Guntau: Die vielfach weiter zu beobachtende Entfremdung zwischen Ost und West lässt sich vor allem auf die jahrzehntelange Teilung und den sozialen Umbruch nach der Wiedervereinigung zurückführen. Die Vereinigung der beiden deutschen Staaten geschah de facto nicht auf Augenhöhe, sondern es war der Beitritt eines kollabierenden deutschen Teilstaates zu einem größeren Gesamtstaat. Fast alle DDR-Bewohner wollten die Einheit, um so schnell wie möglich so wie die Westdeutschen leben zu können. Diese wiederum wollten weder den Lebensstil ihrer ostdeutschen „Brüder und Schwestern“ noch „sozialistische Errungenschaften der DDR“ übernehmen. Viele Westdeutsche rechnen sich quasi persönlich die Überlegenheit ihres Systems zu und werten gleichzeitig Ostdeutsche gemeinsam mit deren altem System ab. Der individuellen Lebensleistung aber gebührt Anerkennung, unabhängig davon, in welcher staatlichen System ein Mensch gelebt hat. Erst wenn Pauschalisierungen ausgeräumt sind, kann ein Zusammenleben ohne individuelle oder sogar kollektive Kränkungen gelingen. Die deutsche Wiedervereinigung ist und bleibt trotz aller Widrigkeiten und Probleme unter dem Strich eine Erfolgsgeschichte, auf die wir alle stolz sein dürfen. Ich bin überzeugt davon, dass es ungemein wichtig ist, den jeweils anderen Teil Deutschlands kennen zu lernen und das Gespräch mit Einheimischen zu suchen, Vorurteile und Vorverurteilungen gar nicht aufkommen zu lassen oder gar zu pflegen. Man sollte auch auf die Begriffe von „alten“ und „neuen“ Bundesländern verzichten. Wir sind ein Land.

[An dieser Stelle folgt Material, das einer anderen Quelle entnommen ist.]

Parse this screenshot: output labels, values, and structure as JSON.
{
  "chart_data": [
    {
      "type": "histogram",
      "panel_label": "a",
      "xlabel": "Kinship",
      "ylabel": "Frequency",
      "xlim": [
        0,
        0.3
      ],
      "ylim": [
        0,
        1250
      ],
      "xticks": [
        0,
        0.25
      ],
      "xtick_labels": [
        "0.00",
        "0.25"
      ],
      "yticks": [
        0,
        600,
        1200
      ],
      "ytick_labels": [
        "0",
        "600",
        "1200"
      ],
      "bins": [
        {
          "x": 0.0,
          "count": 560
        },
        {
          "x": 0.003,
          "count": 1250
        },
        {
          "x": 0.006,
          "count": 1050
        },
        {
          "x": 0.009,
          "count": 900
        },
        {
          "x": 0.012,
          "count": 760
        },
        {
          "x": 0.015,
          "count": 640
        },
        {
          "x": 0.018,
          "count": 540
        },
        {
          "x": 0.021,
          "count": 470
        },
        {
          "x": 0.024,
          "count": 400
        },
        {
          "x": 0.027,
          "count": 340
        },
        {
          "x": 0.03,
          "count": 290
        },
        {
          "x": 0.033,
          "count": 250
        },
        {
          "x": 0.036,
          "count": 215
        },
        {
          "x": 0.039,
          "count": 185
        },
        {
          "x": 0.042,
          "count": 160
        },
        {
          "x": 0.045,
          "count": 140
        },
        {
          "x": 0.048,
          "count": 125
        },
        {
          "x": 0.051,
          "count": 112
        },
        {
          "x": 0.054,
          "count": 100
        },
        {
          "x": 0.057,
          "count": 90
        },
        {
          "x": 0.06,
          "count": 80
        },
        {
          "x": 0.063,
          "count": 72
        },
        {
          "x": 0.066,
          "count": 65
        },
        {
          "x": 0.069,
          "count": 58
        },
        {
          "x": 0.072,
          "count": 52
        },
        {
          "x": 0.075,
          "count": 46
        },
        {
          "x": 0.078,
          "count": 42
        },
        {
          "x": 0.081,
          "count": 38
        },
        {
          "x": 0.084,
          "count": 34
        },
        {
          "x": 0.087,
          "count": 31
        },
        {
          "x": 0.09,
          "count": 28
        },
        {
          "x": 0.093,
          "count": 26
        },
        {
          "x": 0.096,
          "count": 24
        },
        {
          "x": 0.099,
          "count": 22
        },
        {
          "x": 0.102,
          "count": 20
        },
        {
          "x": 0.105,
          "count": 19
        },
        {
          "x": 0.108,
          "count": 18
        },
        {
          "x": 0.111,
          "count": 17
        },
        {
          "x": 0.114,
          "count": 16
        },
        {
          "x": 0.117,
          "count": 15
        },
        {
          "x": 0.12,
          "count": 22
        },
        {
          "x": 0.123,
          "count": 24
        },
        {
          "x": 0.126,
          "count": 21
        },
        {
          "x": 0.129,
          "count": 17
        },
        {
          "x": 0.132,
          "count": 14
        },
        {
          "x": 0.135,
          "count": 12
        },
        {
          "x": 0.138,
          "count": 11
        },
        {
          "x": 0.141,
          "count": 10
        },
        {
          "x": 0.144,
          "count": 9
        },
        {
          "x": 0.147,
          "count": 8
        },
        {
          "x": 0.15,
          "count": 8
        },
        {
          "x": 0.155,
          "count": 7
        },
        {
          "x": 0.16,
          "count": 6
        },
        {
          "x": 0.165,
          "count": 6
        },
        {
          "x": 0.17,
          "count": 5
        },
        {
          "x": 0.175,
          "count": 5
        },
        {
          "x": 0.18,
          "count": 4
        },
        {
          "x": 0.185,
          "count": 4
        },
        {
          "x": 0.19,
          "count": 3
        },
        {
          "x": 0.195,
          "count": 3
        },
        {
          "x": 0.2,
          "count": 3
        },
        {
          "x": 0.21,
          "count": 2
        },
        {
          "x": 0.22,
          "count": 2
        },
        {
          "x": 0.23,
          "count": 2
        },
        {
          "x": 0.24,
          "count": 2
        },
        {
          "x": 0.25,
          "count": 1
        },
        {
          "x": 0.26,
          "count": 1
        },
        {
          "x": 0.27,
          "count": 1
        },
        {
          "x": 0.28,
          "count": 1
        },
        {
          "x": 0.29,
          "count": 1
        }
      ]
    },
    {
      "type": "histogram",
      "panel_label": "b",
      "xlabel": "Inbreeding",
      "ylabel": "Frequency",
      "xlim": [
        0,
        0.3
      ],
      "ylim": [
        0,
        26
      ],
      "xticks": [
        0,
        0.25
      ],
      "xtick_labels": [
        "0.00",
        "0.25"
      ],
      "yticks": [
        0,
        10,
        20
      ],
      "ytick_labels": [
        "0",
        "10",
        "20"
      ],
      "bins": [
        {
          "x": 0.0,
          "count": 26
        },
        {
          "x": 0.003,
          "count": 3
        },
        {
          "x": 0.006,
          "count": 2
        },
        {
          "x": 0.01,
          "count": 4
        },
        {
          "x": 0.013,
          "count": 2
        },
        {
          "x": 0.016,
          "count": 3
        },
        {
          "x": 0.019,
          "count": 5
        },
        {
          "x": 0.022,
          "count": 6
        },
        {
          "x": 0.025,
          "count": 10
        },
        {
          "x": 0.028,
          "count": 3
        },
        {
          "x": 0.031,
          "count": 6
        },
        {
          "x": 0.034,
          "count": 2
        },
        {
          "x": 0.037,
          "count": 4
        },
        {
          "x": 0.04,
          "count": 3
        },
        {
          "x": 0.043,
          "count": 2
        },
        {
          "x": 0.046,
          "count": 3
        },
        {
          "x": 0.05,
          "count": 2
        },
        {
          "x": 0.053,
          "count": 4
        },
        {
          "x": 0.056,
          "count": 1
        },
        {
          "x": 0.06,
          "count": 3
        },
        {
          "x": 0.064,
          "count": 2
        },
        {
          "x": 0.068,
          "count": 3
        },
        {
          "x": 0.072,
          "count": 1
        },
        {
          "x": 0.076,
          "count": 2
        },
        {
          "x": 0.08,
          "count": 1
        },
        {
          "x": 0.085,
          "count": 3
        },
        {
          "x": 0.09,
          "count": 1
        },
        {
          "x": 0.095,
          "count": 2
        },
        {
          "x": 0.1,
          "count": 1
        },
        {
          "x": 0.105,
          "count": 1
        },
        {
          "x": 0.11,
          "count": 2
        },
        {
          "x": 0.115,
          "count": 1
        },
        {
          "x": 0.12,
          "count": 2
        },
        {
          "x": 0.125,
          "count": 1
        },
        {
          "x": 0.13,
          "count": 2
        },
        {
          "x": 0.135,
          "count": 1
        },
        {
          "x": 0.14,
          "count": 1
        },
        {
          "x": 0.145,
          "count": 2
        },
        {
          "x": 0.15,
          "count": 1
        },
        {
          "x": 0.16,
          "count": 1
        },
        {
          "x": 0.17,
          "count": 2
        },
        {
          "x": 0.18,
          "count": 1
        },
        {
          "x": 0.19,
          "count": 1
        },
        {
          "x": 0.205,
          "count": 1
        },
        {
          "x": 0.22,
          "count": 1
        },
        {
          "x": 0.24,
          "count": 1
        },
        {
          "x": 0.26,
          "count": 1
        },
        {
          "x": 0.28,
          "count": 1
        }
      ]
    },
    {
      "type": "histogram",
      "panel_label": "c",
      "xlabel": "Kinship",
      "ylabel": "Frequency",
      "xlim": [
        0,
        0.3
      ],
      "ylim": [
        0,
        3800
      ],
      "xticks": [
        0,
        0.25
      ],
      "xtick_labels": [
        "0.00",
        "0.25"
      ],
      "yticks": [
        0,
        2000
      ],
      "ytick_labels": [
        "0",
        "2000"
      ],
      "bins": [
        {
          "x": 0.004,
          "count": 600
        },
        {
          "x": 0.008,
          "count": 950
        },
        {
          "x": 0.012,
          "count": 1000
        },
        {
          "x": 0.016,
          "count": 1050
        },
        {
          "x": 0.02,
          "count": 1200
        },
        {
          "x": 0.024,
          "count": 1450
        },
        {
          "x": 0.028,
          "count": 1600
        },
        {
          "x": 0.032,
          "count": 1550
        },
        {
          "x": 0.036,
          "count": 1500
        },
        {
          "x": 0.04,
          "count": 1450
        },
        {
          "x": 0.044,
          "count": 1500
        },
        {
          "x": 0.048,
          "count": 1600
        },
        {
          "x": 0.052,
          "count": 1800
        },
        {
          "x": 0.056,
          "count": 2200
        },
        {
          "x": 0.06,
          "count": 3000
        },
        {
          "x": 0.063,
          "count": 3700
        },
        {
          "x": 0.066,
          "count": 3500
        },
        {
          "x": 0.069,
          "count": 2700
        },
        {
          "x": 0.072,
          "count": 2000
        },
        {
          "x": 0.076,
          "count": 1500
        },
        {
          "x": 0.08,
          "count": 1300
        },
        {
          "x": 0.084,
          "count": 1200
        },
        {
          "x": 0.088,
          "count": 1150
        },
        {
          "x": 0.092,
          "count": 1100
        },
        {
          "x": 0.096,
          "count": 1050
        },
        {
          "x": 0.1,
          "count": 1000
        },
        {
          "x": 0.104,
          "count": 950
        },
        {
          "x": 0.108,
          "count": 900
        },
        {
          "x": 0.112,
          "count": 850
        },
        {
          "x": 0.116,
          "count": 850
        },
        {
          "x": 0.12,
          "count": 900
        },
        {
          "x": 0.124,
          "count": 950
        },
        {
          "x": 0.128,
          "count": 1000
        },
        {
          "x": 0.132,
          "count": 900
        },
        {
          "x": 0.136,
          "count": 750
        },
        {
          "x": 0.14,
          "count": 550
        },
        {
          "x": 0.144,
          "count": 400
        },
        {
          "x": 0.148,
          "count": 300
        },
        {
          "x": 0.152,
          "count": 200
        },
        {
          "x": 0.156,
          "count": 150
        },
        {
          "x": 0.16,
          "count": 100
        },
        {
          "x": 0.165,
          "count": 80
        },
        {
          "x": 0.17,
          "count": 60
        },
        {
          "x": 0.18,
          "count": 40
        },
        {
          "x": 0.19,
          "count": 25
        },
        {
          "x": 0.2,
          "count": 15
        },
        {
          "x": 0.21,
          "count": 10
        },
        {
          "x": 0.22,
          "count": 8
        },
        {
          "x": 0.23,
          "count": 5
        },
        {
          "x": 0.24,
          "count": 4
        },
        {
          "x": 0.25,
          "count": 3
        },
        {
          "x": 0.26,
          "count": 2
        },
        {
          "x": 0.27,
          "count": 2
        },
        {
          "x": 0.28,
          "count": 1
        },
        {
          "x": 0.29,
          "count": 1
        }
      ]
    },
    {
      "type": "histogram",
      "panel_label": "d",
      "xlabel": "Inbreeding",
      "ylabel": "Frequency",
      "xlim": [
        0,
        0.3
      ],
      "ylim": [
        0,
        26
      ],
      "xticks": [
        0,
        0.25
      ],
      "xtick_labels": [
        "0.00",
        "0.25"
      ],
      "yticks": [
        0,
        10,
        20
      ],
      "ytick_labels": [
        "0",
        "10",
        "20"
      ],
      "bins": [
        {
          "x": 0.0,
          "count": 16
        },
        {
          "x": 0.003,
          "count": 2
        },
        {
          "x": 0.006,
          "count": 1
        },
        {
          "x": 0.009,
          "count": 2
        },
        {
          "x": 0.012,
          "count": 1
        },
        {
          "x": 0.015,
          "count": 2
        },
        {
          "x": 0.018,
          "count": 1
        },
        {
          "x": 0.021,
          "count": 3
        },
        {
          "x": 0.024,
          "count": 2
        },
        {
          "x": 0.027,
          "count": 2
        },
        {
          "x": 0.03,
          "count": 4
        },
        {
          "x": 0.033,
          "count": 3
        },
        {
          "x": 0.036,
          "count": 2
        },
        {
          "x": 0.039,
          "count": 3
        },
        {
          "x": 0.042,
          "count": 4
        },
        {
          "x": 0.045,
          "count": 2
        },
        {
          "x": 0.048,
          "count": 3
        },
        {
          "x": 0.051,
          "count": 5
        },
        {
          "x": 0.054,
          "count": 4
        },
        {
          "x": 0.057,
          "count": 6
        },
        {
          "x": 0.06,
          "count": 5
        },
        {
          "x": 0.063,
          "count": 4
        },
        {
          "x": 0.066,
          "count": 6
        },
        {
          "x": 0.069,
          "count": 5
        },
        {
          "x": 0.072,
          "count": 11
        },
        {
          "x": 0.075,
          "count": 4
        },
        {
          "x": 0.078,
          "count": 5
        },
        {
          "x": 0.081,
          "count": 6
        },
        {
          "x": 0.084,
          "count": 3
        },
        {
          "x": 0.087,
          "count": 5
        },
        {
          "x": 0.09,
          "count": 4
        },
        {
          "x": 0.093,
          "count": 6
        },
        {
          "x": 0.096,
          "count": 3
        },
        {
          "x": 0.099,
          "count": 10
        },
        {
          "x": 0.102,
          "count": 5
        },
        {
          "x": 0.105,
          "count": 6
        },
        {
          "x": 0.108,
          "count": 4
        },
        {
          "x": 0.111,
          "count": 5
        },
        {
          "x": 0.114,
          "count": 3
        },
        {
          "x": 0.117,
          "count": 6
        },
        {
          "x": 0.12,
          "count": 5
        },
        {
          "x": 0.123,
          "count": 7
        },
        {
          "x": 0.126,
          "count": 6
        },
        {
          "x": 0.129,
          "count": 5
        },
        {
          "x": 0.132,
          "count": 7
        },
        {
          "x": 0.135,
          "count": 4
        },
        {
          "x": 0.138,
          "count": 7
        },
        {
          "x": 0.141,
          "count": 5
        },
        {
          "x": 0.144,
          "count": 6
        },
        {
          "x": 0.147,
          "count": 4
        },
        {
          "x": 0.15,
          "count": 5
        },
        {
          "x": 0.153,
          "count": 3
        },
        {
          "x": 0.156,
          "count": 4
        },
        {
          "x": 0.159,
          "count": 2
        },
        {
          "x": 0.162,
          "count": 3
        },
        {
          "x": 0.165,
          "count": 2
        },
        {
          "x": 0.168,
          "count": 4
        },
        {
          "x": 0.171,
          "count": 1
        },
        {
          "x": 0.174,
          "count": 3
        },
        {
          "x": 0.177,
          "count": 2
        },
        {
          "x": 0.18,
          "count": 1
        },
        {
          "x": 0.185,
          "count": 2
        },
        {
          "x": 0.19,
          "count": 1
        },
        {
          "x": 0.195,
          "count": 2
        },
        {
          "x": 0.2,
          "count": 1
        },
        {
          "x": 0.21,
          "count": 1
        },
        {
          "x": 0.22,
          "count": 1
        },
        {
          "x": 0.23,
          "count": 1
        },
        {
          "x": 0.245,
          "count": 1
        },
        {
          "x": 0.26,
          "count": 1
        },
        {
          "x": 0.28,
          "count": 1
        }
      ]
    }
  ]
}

Rundblick: Wäre es angesichts der gegenwärtigen Legitimationskrisen, die sich etwa bei systemfeindlichen Demonstrationen rund um die Corona-Politik zeigen, sinnvoll, über eine Veränderung der politischen Entscheidungsabläufe und der Verfassung nachzudenken? In welche Richtung müsste dies geschehen?

Guntau: Ich bin nicht der Meinung, dass es einer Veränderung der politischen Entscheidungsabläufe bedarf. Wichtiger ist es, die demokratischen Rechte bei Wahlen und Abstimmungen auch tatsächlich wahrzunehmen. Demokratie ist ein Angebot an den mündigen Bürger, diese Rechte auszuüben und er sollte sich nicht in eine Zuschauerrolle zurückziehen, wenn die Demokratie nicht Schaden nehmen soll.